We sat under the great oak tree that warm summer evening, bare feet in the cool, scented grass, our backs against the firm, gnarly trunk of the oak tree. The crickets sang about us, a cat slunk by, and we could hear old Uncle Billy’s boisterous laughter from the back porch. It was summer, we were twelve years old, and we were happy.
“What do you want to be when you grow up?” Toby asked
suddenly.
“Oh, lots of things,” I said.
“Like what?”
“Tell me what you want to be first,” I said. Toby was my
very best friend, but my dreams were very private.
“Ladies first.” As if he always made a habit of letting the
lady go first! Boys were so exasperating sometimes. They made you go first when
you didn’t want to, and when you wanted to, they went first.
“No,” I said, “you’re the oldest, so you can go first.”
“All right. I want to be a doctor, and find a cure for
something and become very famous. And I’ll build really good hospitals
everywhere, and poor people won’t have to pay to come to them. That’s what I
want to do. Your turn.”
I pulled a piece of grass and folded it into tiny lengths.
“Well,” I began a little hesitantly, “well, I want to become a famous painter,
and paint beautiful pictures that people will remember as long as they live,
and that people will talk about after I am dead. And I want to travel all over
the world and paint pictures of everything I see.”
We were silent, watching the fireflies come out. Around the
block, mothers opened screen doors and began to call their children in. Toby’s
mother called his name, and almost at the same time my mother called me. Slowly
we stood up, reluctant to leave the magic of a summer night.

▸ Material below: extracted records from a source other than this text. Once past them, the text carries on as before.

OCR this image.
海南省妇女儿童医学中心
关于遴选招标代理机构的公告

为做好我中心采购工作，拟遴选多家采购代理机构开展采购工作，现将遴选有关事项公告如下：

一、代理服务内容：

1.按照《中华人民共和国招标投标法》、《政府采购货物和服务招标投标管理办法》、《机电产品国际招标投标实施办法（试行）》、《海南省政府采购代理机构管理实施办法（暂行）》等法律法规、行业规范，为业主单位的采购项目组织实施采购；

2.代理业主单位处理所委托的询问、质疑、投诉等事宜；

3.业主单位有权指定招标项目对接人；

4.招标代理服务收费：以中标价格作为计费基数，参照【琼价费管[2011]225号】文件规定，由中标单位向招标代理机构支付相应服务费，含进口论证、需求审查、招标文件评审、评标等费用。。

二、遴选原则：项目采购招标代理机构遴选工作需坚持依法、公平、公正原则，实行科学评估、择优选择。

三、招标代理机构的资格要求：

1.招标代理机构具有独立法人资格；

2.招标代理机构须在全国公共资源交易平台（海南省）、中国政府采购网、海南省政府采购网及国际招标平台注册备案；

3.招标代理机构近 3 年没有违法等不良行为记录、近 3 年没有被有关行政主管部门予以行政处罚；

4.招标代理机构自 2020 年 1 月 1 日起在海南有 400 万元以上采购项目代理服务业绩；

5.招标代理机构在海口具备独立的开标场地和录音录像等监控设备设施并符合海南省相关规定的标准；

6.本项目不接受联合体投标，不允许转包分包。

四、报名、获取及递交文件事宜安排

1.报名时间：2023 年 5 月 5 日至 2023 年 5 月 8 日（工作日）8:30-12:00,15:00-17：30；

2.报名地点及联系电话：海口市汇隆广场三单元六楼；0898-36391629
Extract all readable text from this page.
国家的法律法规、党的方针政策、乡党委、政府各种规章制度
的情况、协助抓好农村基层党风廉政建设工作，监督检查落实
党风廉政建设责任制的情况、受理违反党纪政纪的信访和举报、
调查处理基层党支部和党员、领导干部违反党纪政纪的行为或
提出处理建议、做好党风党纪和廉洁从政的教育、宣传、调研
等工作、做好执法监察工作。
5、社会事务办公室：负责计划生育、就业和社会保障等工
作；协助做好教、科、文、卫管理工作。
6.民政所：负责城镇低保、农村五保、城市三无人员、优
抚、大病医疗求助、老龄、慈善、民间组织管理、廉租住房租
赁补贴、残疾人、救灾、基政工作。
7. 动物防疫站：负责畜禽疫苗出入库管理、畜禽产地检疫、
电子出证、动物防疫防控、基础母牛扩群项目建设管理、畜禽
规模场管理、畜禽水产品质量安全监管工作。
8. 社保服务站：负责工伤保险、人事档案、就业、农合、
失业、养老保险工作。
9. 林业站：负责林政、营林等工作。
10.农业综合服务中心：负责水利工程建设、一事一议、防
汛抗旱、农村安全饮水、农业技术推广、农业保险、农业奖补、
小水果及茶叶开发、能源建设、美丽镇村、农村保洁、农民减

Toby crossed the street to his lawn, then he ran back. “I
forgot one thing,” he said. “I want to marry you when I grow up.”
I didn’t say it out loud, but I had the same thought.
******
Twelve years later, I went back to visit my family. As the
men smoked on the front porch, and my mother knitted, I went to the old oak
tree. I leaned against the solid old trunk and thought about the summer
evenings of my childhood.
I put my hand on my stomach and whispered to the baby that
was growing in there, “Someday you will play under this tree. Someday you will
tell your dreams to your best friend.”
I felt Toby’s arms around my waist. “Remember when we told
each other our dreams that night when we were about twelve?” he asked. “It
seems so long ago.”
I nodded. What big dreams we’d had then! Toby was a doctor
now, but he worked at a big hospital with twenty other doctors, and he hadn’t
found his cure, yet.
And me – I had a degree in literature, I had taught for
several years while I waited for Toby to finish medical school, and now here I
was, expecting our first child. The only things I painted where the walls in
our new house.
Only one of our dreams had really come true, but that
doesn’t matter to me.
No one ever said you couldn’t dream big.